The move reflects increased confidence in farm assurance schemes aimed at guaranteeing quality livestock, said Steve Murrells, the companys meat manager.
But meat industry officials believe it marks an inevitable turnaround on policy as prime cattle become harder to find and confidence in producer clubs falls.
Tescos move is a classic reversal and is supply-driven, said Robert Forster of the National Beef Association.
“But it should be welcomed as increasing competition and allowing greater comparison of prices,” he said.
Like other retailers, Tesco has been forced to review policy after suppliers said they could not source enough cattle direct to meet demand.

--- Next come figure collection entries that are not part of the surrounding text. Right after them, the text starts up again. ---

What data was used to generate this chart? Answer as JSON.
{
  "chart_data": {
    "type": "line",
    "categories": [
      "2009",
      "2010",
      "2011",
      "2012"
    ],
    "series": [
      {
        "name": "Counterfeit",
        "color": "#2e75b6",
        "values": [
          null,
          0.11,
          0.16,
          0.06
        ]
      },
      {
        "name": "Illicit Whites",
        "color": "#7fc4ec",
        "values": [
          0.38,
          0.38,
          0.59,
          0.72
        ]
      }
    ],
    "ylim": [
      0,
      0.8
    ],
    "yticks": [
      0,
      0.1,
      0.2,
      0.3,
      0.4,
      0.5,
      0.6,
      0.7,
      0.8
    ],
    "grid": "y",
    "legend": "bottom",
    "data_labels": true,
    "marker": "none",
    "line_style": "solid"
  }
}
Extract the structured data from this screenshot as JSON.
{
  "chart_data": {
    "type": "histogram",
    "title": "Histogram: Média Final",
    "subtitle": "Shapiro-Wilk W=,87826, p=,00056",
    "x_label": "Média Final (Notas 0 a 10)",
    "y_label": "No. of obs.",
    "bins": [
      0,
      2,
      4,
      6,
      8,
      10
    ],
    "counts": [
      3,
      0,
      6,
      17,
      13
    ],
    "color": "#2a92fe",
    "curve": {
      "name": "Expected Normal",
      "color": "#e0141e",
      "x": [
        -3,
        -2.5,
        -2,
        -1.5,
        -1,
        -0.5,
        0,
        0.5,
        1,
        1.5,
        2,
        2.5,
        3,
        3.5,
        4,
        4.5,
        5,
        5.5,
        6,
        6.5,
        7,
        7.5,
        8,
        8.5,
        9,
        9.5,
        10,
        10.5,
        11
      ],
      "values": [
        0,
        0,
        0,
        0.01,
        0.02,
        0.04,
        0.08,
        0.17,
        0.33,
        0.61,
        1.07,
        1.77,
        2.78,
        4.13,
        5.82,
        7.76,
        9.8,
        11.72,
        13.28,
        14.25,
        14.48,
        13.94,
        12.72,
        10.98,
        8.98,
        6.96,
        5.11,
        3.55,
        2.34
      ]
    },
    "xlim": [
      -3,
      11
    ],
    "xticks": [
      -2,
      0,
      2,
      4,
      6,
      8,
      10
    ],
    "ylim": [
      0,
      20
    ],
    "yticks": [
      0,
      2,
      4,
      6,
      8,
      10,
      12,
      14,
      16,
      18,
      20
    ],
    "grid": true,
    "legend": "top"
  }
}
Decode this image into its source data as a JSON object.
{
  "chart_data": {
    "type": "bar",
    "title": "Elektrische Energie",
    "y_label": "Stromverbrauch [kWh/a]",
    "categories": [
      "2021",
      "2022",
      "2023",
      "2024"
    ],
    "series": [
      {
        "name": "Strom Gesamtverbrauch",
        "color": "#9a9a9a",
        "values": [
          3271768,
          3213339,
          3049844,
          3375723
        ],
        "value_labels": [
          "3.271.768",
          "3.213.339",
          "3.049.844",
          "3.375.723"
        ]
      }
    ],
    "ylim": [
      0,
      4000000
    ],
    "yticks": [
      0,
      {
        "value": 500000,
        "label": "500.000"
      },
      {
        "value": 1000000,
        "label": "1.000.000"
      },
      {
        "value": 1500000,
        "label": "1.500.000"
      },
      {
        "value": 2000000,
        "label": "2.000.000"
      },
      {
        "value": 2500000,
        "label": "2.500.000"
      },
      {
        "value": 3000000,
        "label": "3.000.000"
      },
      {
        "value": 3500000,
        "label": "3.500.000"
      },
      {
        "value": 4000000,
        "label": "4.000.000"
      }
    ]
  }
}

St Merryn Meat – a main Tesco supplier – wrote to its producer club members recently calling for more cattle to be sent direct, rather than through markets.
Support among dedicated suppliers has dropped “dramatically” and unless numbers rose it would have “no option” but to seek alternative supplies.
This, say traders, suggests farmers are becoming increasingly wary of retailer-led producer clubs because of pricing policies.
Payments, often quoted for animals achieving the strict R4L carcass quality, are commonly based on an average auction price which include a wide variety of stock.
In some cases, differences can be worth 2-8p/kg, suggest traders.
David Williams, NFU livestock committee chairman, believes this has become a real bone of contention. “Producer club members are obviously disappointed.”
The decision by Tesco will allow its main Scottish supplier, McIntosh Donald, to use approved markets openly to top-up weekly kills.
Auctioneers suggest there is already anecdotal evidence suggesting buyers acting on behalf of retailer suppliers are back in markets.
Many people in the industry, including Chippenham-based auctioneer Peter Kingwell, would a formal return of the supermarkets to the live auction trade.
“We would be pleased to see them back,” he said.
Marts elsewhere might also benefit from the Tesco move which is initially restricted to auctions north of the border.
Assured British Meat – the government agency overseeing quality in the meat supply chain – hopes to complete a similar exercise across England and Wales.